In fact, almost every break in this case came from civilians. Key video footage of the two terrorists during the initial attack was provided from the private security cameras of department store Lord & Taylor; this is in addition to other video and still images provided by race spectators. The initial manhunt began with the eight words of bombing witness and victim Jeff Bauman, who wrote to police: “Bag, saw the guy, looked right at me.” And, Tsarnaev was eventually discovered -- not by police, but by homeowners who ventured outside after the curfew was lifted and noticed their boat cover was disturbed.
This key involvement by citizens in the final resolution of the Boston manhunt, however, has not slowed elected officials from clamoring for increased government power to spy on citizens. Both U.S. Congressman Peter King (R-NY) and New York City Mayor Michael Bloomberg have called for even more surveillance cameras than already network the streets of New York and other major cities; with King noting [somewhat incorrectly] that increased surveillance “keeps us ahead of the terrorists, who are constantly trying to kill us.” Additionally, Sen. Graham used the bombing to further one of his pet projects -- as proof of the need for drones to surreptitiously surveil private citizens. He told the Washington Post, “[i]t sure would be nice to have a drone up there.”

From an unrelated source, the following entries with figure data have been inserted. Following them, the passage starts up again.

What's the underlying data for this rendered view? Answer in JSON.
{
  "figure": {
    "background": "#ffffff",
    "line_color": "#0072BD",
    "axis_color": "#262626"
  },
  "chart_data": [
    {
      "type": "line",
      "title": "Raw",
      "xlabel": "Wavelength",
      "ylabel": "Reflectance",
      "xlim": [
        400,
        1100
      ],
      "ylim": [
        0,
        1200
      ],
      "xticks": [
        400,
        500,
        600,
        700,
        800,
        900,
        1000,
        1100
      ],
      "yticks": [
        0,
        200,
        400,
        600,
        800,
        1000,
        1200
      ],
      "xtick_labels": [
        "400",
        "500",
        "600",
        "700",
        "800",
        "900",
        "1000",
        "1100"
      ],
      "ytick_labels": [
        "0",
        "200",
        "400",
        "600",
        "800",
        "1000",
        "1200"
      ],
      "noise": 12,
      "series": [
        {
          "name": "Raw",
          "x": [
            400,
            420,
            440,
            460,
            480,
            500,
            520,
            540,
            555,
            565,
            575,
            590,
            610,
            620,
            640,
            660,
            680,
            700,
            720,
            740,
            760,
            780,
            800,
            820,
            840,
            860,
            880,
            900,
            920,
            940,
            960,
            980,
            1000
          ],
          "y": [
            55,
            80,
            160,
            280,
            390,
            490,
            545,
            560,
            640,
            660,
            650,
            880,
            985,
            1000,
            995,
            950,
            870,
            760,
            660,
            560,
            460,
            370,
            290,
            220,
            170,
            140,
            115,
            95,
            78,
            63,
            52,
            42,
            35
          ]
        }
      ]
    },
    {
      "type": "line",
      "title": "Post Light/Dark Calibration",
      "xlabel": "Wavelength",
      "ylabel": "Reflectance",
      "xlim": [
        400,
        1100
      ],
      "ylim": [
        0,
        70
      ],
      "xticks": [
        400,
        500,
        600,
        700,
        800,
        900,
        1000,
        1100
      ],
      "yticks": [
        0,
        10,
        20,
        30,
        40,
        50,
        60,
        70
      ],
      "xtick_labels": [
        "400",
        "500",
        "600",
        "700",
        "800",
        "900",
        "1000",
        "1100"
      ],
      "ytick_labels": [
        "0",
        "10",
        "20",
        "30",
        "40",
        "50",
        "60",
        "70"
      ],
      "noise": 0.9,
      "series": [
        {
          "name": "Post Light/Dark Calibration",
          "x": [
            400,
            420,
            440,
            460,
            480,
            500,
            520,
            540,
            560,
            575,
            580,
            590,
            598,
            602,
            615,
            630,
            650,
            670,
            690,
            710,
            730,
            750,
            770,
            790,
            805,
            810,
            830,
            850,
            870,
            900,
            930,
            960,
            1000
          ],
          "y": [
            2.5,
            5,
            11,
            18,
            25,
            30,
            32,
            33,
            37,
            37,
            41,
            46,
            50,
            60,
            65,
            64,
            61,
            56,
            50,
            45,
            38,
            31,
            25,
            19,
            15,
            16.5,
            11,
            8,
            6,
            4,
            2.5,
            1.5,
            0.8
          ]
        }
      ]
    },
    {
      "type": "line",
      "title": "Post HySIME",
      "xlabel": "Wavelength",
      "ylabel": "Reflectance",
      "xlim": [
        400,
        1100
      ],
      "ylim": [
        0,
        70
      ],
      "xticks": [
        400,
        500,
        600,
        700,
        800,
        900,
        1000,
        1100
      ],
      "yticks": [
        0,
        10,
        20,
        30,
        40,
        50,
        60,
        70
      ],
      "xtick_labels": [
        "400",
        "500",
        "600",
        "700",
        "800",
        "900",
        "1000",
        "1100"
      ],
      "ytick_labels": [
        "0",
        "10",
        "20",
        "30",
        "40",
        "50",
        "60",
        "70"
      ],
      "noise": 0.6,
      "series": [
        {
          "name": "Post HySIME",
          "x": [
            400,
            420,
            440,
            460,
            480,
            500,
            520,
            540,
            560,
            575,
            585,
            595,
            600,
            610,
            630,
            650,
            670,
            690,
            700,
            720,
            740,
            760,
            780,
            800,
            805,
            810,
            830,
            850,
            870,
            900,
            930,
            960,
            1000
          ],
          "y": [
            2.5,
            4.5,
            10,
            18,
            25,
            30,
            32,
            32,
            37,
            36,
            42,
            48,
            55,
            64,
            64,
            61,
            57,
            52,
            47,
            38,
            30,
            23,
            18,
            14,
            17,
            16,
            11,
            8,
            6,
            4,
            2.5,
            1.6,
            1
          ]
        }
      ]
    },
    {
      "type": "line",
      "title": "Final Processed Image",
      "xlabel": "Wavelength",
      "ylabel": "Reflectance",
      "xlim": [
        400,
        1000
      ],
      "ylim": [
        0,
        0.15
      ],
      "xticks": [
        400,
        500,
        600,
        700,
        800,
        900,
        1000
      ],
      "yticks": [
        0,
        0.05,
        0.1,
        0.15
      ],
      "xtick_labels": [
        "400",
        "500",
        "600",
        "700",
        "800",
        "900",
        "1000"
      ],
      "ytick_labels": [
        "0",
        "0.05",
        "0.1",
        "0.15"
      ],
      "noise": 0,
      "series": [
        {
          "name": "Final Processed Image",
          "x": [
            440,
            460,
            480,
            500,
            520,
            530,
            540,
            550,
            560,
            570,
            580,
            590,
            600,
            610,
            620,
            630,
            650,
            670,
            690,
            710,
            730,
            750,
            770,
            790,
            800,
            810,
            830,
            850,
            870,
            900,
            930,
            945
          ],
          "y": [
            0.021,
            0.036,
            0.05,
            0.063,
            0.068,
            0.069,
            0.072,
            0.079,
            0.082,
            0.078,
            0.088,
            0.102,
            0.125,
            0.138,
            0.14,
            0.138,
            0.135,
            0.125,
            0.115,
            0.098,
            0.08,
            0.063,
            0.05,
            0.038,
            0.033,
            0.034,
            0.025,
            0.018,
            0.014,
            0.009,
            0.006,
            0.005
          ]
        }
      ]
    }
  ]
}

The speed with which many elected and appointed public officials rushed to call for more government power to surveil and control the citizenry in the immediate aftermath of the Boston Marathon bombing, is similar to the knee-jerk responses to recent mass shootings such as that by deranged individual Adam Lanza in Newtown last December.
Post mortems in both instances are appropriate and necessary to see if gaps in public policies existed, or if mistakes were made. However, overlooking the vast powers already available to the government and claiming yet further powers are necessary, regardless of their legality or constitutionality, should not be among the responses by public officials; and they should not be countenanced by, or acquiesced to, the American public. Unfortunately, cooler heads once again may not prevail, and the Constitution may yet be further eroded.